2nd largest net loss in history…
The review by Moody’s was likely stimulated by the company’s recent forecast that it would report a net loss of ¥765 billion ($9.4 billion) for the current fiscal year ending March 2013 – its second largest net loss ever in the history of the company. And when was the largest net loss ever for the company? Well, that would be last year when the company booked a net loss of an impressive ¥772 billion.
Credit downgrades by agencies such as Moody’s or Standard & Poors have a real impact on companies. There is a direct correlation between a company’s bond rating, and the higher level of interest they have to pay in order to convince investors to buy their bonds. This increases their borrowing costs, reducing their profits – just at the point when they most desperately need to preserve their profitability.
Another problem can arise…
Should a company’s credit rating drop into junk status, then another problem can arise. Many funds have policies that prevent them from investing in any junk bonds. So not only do companies have to pay higher interest on their bonds, but their market can be severely limited making it tougher to find investors.
“Panasonic may need to undertake additional restructuring measures,” Moody’s statement said. “Challenging market conditions will continue to hinder the timely recovery of Panasonic’s financial profile.”
Moody’s also noted that Panasonic’s net debt is now at ¥1.1 trillion, up substantially from ¥740 billion just one year ago.

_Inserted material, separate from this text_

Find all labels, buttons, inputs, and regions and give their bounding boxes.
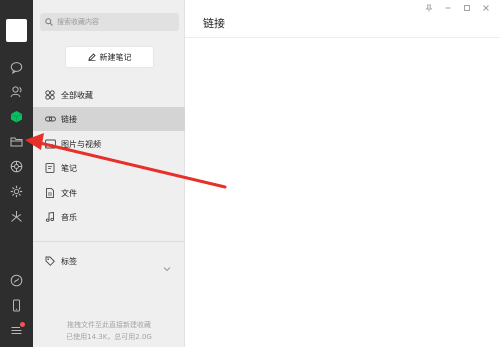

Bond buyers triple their demands…
According to a report by Bloomberg, the extra yield that investors demand to hold Panasonic debt has more than tripled since October 31 – the day the company forecast this year’s loss. This fact alone has raised the company’s refinancing costs as much as ¥151 billion on notes maturing in March.
As news of the move by Moody’s circulated today, Panasonic’s stock price fell 3.8 percent in trading in Tokyo. While the overall benchmark Nikkei has appreciated 8.7 gain so far this year – Panasonic’s stock has dropped 38 percent over the same period of time.